With Keenan, I constantly felt guilty for doing anything for myself. Keenan would never allow me to just have a moment. He was always telling me that I lay around the house, so why would I need time to myself? He never would’ve gone to the coffee shop to get morning Danish. And he’d have yelled at me for not putting water on the stove, because, as he’d put it, I never listened to him.

Pike is so different, and it’s scary, because I don’t want to be falling for this guy. I don’t want to feel attached to him in any way. I don’t think it would be healthy for me to be in a relationship, let alone a marriage, so shortly after my divorce.
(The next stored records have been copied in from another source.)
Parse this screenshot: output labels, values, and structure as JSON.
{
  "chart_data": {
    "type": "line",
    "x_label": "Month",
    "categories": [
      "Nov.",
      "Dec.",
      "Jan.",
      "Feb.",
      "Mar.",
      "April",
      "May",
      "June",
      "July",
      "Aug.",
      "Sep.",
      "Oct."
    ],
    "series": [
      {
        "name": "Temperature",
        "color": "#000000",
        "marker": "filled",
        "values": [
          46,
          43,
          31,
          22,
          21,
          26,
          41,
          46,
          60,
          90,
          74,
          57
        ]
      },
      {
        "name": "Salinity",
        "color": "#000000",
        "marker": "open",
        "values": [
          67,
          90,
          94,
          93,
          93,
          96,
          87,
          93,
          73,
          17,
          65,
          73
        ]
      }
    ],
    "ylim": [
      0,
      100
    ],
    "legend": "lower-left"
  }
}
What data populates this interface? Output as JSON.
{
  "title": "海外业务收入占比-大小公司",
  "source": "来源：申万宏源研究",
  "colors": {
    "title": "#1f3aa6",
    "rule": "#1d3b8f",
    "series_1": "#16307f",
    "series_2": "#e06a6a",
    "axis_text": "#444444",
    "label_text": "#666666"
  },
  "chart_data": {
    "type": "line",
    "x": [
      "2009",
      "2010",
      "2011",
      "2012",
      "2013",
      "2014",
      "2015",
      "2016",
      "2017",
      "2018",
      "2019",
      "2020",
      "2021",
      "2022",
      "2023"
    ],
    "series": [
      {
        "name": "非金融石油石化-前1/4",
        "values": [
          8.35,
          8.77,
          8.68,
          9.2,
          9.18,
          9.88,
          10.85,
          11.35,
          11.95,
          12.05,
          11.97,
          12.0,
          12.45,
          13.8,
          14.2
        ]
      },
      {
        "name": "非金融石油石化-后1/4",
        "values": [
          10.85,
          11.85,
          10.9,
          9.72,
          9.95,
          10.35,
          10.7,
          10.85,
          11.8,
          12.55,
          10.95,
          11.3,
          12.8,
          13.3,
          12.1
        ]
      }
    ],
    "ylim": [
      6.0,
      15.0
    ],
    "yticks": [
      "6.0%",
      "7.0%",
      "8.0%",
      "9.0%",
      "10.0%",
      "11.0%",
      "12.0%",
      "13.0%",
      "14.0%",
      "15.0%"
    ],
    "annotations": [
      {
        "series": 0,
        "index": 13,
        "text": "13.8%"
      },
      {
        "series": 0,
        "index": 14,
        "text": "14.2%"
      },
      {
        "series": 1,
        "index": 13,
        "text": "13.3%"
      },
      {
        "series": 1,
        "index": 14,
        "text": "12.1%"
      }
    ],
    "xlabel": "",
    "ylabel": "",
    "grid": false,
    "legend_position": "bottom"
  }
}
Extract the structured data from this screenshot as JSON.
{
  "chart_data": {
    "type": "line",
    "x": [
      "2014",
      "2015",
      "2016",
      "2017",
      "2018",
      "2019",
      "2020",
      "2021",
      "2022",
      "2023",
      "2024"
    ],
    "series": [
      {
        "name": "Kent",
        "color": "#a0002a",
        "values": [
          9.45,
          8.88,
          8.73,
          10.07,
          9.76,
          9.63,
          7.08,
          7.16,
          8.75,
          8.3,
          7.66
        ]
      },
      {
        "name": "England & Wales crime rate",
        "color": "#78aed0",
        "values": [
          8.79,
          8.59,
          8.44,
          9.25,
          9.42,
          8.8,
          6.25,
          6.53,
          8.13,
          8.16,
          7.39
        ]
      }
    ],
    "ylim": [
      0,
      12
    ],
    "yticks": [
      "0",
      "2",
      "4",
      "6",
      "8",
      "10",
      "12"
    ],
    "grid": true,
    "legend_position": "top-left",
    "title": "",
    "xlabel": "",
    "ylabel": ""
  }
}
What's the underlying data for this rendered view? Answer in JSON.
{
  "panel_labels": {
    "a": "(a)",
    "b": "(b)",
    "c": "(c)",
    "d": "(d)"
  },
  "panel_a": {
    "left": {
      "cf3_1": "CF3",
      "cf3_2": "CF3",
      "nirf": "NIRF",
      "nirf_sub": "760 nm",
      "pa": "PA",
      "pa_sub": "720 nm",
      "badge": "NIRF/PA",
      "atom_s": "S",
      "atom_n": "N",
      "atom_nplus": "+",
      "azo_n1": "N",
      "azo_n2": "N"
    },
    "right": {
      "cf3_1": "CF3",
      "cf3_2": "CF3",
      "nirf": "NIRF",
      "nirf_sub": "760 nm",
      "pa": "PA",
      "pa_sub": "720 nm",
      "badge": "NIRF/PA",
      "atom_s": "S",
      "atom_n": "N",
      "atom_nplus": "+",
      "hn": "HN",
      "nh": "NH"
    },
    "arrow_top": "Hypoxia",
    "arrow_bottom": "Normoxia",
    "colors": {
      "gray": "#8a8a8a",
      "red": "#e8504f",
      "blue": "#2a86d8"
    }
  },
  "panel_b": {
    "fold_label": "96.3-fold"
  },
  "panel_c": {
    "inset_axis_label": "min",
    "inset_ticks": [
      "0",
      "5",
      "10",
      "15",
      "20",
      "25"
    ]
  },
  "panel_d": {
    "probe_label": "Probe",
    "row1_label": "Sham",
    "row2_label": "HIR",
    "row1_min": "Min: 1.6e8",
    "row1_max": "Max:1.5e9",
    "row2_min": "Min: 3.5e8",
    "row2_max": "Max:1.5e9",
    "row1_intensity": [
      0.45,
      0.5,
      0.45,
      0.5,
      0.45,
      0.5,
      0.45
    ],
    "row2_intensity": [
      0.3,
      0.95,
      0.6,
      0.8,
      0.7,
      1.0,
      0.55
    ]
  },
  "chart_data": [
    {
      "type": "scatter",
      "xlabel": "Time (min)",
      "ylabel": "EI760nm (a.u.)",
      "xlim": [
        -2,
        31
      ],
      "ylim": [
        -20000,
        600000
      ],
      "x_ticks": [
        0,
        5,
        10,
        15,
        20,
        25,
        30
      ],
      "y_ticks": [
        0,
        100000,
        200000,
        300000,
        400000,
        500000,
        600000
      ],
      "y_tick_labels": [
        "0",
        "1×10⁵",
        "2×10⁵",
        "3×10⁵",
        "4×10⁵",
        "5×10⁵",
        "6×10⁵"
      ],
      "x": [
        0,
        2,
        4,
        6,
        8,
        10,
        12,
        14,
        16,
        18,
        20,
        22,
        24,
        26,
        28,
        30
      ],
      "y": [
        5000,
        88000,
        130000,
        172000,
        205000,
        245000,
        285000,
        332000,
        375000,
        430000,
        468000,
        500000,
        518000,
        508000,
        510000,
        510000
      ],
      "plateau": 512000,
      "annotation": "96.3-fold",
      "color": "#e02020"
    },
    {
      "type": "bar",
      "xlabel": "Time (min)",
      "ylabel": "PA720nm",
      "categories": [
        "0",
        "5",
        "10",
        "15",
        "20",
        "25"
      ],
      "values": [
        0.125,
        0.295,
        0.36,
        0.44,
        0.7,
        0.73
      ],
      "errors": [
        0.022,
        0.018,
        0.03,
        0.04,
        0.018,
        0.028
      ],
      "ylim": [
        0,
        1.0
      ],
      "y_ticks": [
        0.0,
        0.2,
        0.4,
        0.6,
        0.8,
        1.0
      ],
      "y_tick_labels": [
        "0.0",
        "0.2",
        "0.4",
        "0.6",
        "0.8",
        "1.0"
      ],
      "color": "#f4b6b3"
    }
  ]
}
Why am I even considering it? Because he went to get a Danish?

No, because he’s sweet. Caring. Really good in bed—I mean, fucking phenomenal and he has yet to actually kiss me on the lips or show me his cock. It feels like he could be someone’s rock. Strong, unmoving, a solid person in someone’s life.

But do I want that person to be me?

“Hey,” he says, sticking his head in the bathroom. When he sees that he startled me, he smirks and enters fully. A towel is wrapped around me so he can’t see anything, but that doesn’t stop him from closing the space between us and putting his arms around me. “You okay?” he asks while reaching up and pressing his thumb to my brow, which he gives a quick wiggle. “You’re all tense up here.”

“Just, you know, thinking about how you won’t be able to eat my cooking tonight since we have that pool party to go to.”